Elle entendit de la musique, et essaya de se laisser guider par le son. Le centre de rééducation n'était pas loin de la halle principale de la ville. Elle avait l'intention de se couper les veines, mais la musique eut sur elle un effet magique. Elle réussit à se glisser contre un poteau et à s'y asseoir. Et elle s'endormit
Personne ne la remarqua tout d'abord, jusqu'à la fin du concert…
Retour à la chambre
Le lieu où elle se trouvait actuellement était aussi apaisant que la mélodie qu'elle avait entendue, qui l'avait endormie et avait bercé son sommeil toute la nuit…

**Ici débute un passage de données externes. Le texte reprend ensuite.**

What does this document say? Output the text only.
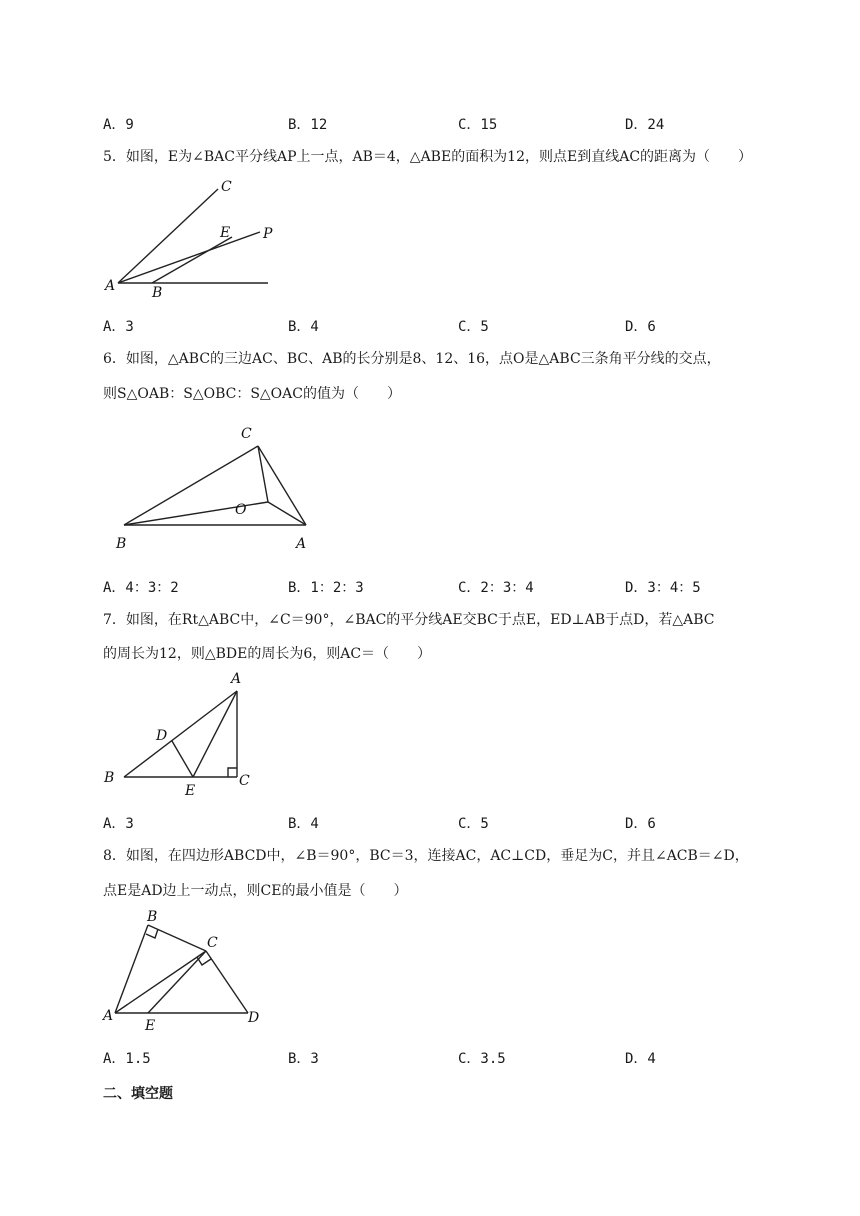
A．9	B．12	C．15	D．24
5．如图，E为∠BAC平分线AP上一点，AB＝4，△ABE的面积为12，则点E到直线AC的距离为（　　）
A	B
C
E P
A．3	B．4	C．5	D．6
6．如图，△ABC的三边AC、BC、AB的长分别是8、12、16，点O是△ABC三条角平分线的交点，
则S△OAB：S△OBC：S△OAC的值为（　　）
B	A
C
O
A．4：3：2	B．1：2：3	C．2：3：4	D．3：4：5
7．如图，在Rt△ABC中，∠C＝90°，∠BAC的平分线AE交BC于点E，ED⊥AB于点D，若△ABC
的周长为12，则△BDE的周长为6，则AC＝（　　）
B
E
C
A
D
A．3	B．4	C．5	D．6
8．如图，在四边形ABCD中，∠B＝90°，BC＝3，连接AC，AC⊥CD，垂足为C，并且∠ACB＝∠D，
点E是AD边上一动点，则CE的最小值是（　　）
A
B
C
D
E
A．1.5	B．3	C．3.5	D．4
二、填空题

Comme ses pensées étaient tournées dans son passé, elle n'avait pas perçu la présence d'une autre personne. Mais elle ne tarda à s'en rendre compte car elle fut interrompue dans ses souvenirs par un léger bruit. Surprise, elle sursauta, se tourna brusquement, se pencha et tomba par terre. Elle essaya de se relever mais la douleur de ses blessures passées était réveillée par cette soudaine chute et elle n'arrivait pas à bouger. Tandis qu'elle désespérait, elle se sentit soudain soulevée comme si son corps flottait.
C'est alors qu'elle entendit une voix inconnue, rauque et grave, ce qui l'informa qu'elle appartenait à un homme. Cela n'empêchait pas qu'elle contenait une tendresse et une bonté infinie. Jamais elle n'avait entendu une aussi belle voix. Il n'y avait aucun doute. Cette voix était magnifique. Anara ne voulait qu'une seule chose, en cet instant, rester plongée dans ce son si doux. C'était au-delà de tout ce qu'elle avait connu. Jamais elle n'avait eu un tel réconfort que celui prodigué par ce chant miraculeux.
Elle nageait dans cette marée mélodieuse quand une pensée lui vint à l'esprit. Une telle voix ne pouvait appartenir qu'à un homme bon. Alors si elle pouvait faire une chose pour lui, quelle que soit cette chose, elle la ferait.
Mais ce n'était pas possible. Elle en était incapable. Elle ne pouvait rien faire de physique. Et la parole était un instrument qu'elle ne pouvait pas utiliser.
En revanche, il existait un cadeau inestimable qu'elle pouvait lui offrir : un sentiment qu'elle n'avait pas ressenti depuis longtemps, son amour. Ce n'était peut-être pas de l'amour romantique mais c'était un sentiment qui était au-delà. Elle donnerait tout pour lui ! Elle voulait être là pour lui ! Elle serait tout ce qu'il voudrait qu'elle soit, sa confidente, sa meilleure amie, sa sœur, sa partenaire, son amante, sa petite amie, sa gardienne de l'amour, sa femme, son grand amour, son âme sœur ou son destin.
****
Certaines personnes appelleraient ça un coup de foudre. Mais leur rencontre avait provoqué en eux davantage que cela, une vague d'émotions salvatrices.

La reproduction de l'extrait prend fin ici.